As an undergrad I once said that George Eliot's Middlemarch was the "reason I didn't read female writers," which was justifiably met with dropped jaws, popping eyeballs and silence. I've since reconsidered my somewhat adolescent position on the subject, but I was once guilty of a similar crime. What sets Hornby's writing apart from Bushnell, or Kinsella, or any of the other popular female pop-fiction writers? What sets him apart from Denis Johnston or Chuck Palahnuik?

Sorry, now I'm blogging on your comments page.

T

spinregina said...

Tyler, I was serious when I asked you about the use of commas and "too."

But the thing that sets Hornby apart from Bushnell is that he is a man. I'm not sure it's a bad thing to qualify on gender lines; we are, after all, men and women, and I certainly don't mind being called a woman, or a woman writer, or whatever. Just not spinny.

I'm trying to think of how to explain better what I mean but the baby was up from two to four so my brain is malfunctioning. I'll have to reach deep into my women's studies past for this one.
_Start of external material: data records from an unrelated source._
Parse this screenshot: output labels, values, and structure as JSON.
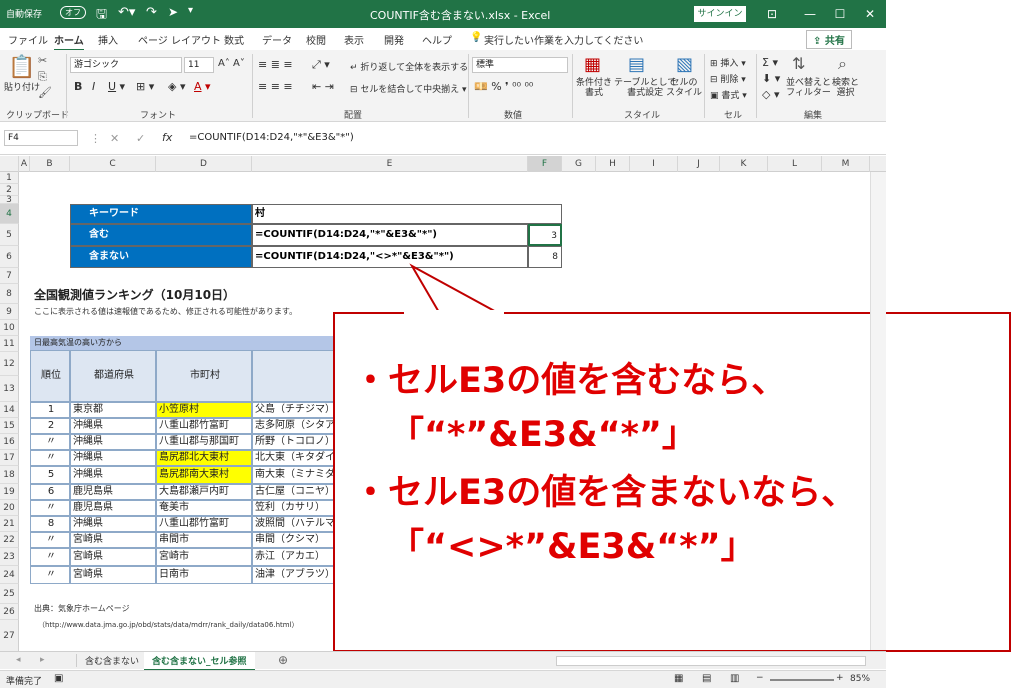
{
  "window": {
    "autosave_label": "自動保存",
    "autosave_state": "オフ",
    "title": "COUNTIF含む含まない.xlsx  -  Excel",
    "signin": "サインイン",
    "share": "共有"
  },
  "menu": [
    "ファイル",
    "ホーム",
    "挿入",
    "ページ レイアウト",
    "数式",
    "データ",
    "校閲",
    "表示",
    "開発",
    "ヘルプ"
  ],
  "tell_me": "実行したい作業を入力してください",
  "ribbon": {
    "paste": "貼り付け",
    "clipboard": "クリップボード",
    "font_name": "游ゴシック",
    "font_size": "11",
    "font_group": "フォント",
    "wrap_text": "折り返して全体を表示する",
    "merge_center": "セルを結合して中央揃え",
    "alignment_group": "配置",
    "number_format": "標準",
    "number_group": "数値",
    "conditional_format": "条件付き\n書式",
    "format_as_table": "テーブルとして\n書式設定",
    "cell_styles": "セルの\nスタイル",
    "styles_group": "スタイル",
    "insert": "挿入",
    "delete": "削除",
    "format": "書式",
    "cells_group": "セル",
    "sort_filter": "並べ替えと\nフィルター",
    "find_select": "検索と\n選択",
    "editing_group": "編集"
  },
  "formula_bar": {
    "name_box": "F4",
    "formula": "=COUNTIF(D14:D24,\"*\"&E3&\"*\")"
  },
  "columns": [
    "A",
    "B",
    "C",
    "D",
    "E",
    "F",
    "G",
    "H",
    "I",
    "J",
    "K",
    "L",
    "M"
  ],
  "rows": [
    "1",
    "2",
    "3",
    "4",
    "5",
    "6",
    "7",
    "8",
    "9",
    "10",
    "11",
    "12",
    "13",
    "14",
    "15",
    "16",
    "17",
    "18",
    "19",
    "20",
    "21",
    "22",
    "23",
    "24",
    "25",
    "26",
    "27"
  ],
  "keyword_table": {
    "r3_label": "キーワード",
    "r3_value": "村",
    "r4_label": "含む",
    "r4_formula": "=COUNTIF(D14:D24,\"*\"&E3&\"*\")",
    "r4_result": "3",
    "r5_label": "含まない",
    "r5_formula": "=COUNTIF(D14:D24,\"<>*\"&E3&\"*\")",
    "r5_result": "8"
  },
  "ranking": {
    "title": "全国観測値ランキング（10月10日）",
    "note": "ここに表示される値は速報値であるため、修正される可能性があります。",
    "section": "日最高気温の高い方から",
    "headers": [
      "順位",
      "都道府県",
      "市町村",
      ""
    ],
    "rows": [
      [
        "1",
        "東京都",
        "小笠原村",
        "父島（チチジマ）*"
      ],
      [
        "2",
        "沖縄県",
        "八重山郡竹富町",
        "志多阿原（シタアバ"
      ],
      [
        "〃",
        "沖縄県",
        "八重山郡与那国町",
        "所野（トコロノ）"
      ],
      [
        "〃",
        "沖縄県",
        "島尻郡北大東村",
        "北大東（キタダイト"
      ],
      [
        "5",
        "沖縄県",
        "島尻郡南大東村",
        "南大東（ミナミダイ"
      ],
      [
        "6",
        "鹿児島県",
        "大島郡瀬戸内町",
        "古仁屋（コニヤ）"
      ],
      [
        "〃",
        "鹿児島県",
        "奄美市",
        "笠利（カサリ）"
      ],
      [
        "8",
        "沖縄県",
        "八重山郡竹富町",
        "波照間（ハテルマ）"
      ],
      [
        "〃",
        "宮崎県",
        "串間市",
        "串間（クシマ）"
      ],
      [
        "〃",
        "宮崎県",
        "宮崎市",
        "赤江（アカエ）"
      ],
      [
        "〃",
        "宮崎県",
        "日南市",
        "油津（アブラツ）*"
      ]
    ],
    "source_label": "出典：気象庁ホームページ",
    "source_url": "（http://www.data.jma.go.jp/obd/stats/data/mdrr/rank_daily/data06.html）"
  },
  "callout": {
    "line1": "・セルE3の値を含むなら、",
    "line2": "「“*”&E3&“*”」",
    "line3": "・セルE3の値を含まないなら、",
    "line4": "「“<>*”&E3&“*”」"
  },
  "sheet_tabs": [
    "含む含まない",
    "含む含まない_セル参照"
  ],
  "status": {
    "ready": "準備完了",
    "zoom": "85%"
  }
}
Without really thinking this through (and this nearly always gets me into massive trouble), I would argue that if I were to say that in my humble opinion, PD James is the best writer around, Ruth Rendell the best female writer, and Nick Hornby the best male writer, that wouldn't make you happy either. But it's been only once in my life where I was surprised by an author's gender (SHE'S COME UNDONE, Wally Lamb, I still think he must be a woman)because fundamentally, I think it's the most crucial part of who we are. I can tell I'm sliding all over the place with my thoughts here. What I mean is, I guess it comes down to: do you believe that whether you are male or female impacts who you are as a person? I believe that yes, it does, and whether that is because our world is not perfect or because it would always be so...it is what it is.

More later.

Tyler said...

As far as the "too" thing goes, I think you say in the parentheses after the example that you put commas in after the "too," when you actually put them in before it? Anyway, if you really mean whether you should put them in before, I would say no. For instance: "I think that he should stay out of my business too." The general rule is to use commas to connect two independent clauses (a subject and verb) with a conjunction (and, but, so, for, because, however), but let ease of reading be your guide.

Back to subject:

That makes sense to a certain degree; I agree that gender is important, but there are perhaps two points where I disagree:

First, I don't think that we should distinguish based on gender. I used to do that (as previously mentioned) and eventually learned that I was wrong. There are many female writers whose writing could easily be mistaken for male if one were to read without authorial knowledge; George Eliot is a good example, as are Ayn Rand, Iris Murdoch, Ursula K LeGuin, Pat Barker, and even Mary Shelley (the latter of whom many theorists try and fail to analyze with feminist theory.)

Secondly, although I agree that gender and sex dictates our identities to a point, I think that writing is where those identities can melt away. As you've pointed out, Wally Lamb's writing could easily be mistaken for female writing (whatever that is.) Although, I think that my parenthetical aside is the real point: what is "female writing" or "male writing?" I know that if we were to refer to the classic writers that answer would be obvious: writers like Woolf, and for simplicity's sake, Hemingway. But in the postmodern era those lines have blurred. Where, for example, does queer lit fit in? Can a man write Chick Lit?

Wow. I feel like I'm writing an essay now. Or at least notes for one. But I think you get my point. I think what I'm really getting at is that perhaps the difference doesn't lie in the writers, but rather the genre in which they are writing.

lotusloq said...

Wow! Interesting! I think men can write chick lit and that women can write male lit. A talented writer could write many things well, but I think chick lit comes more easily to a woman--that sort of thing.

I've never read Hornby. I'll have to pick up one of his books and see what I think. What would you suggest as a first Hornby read?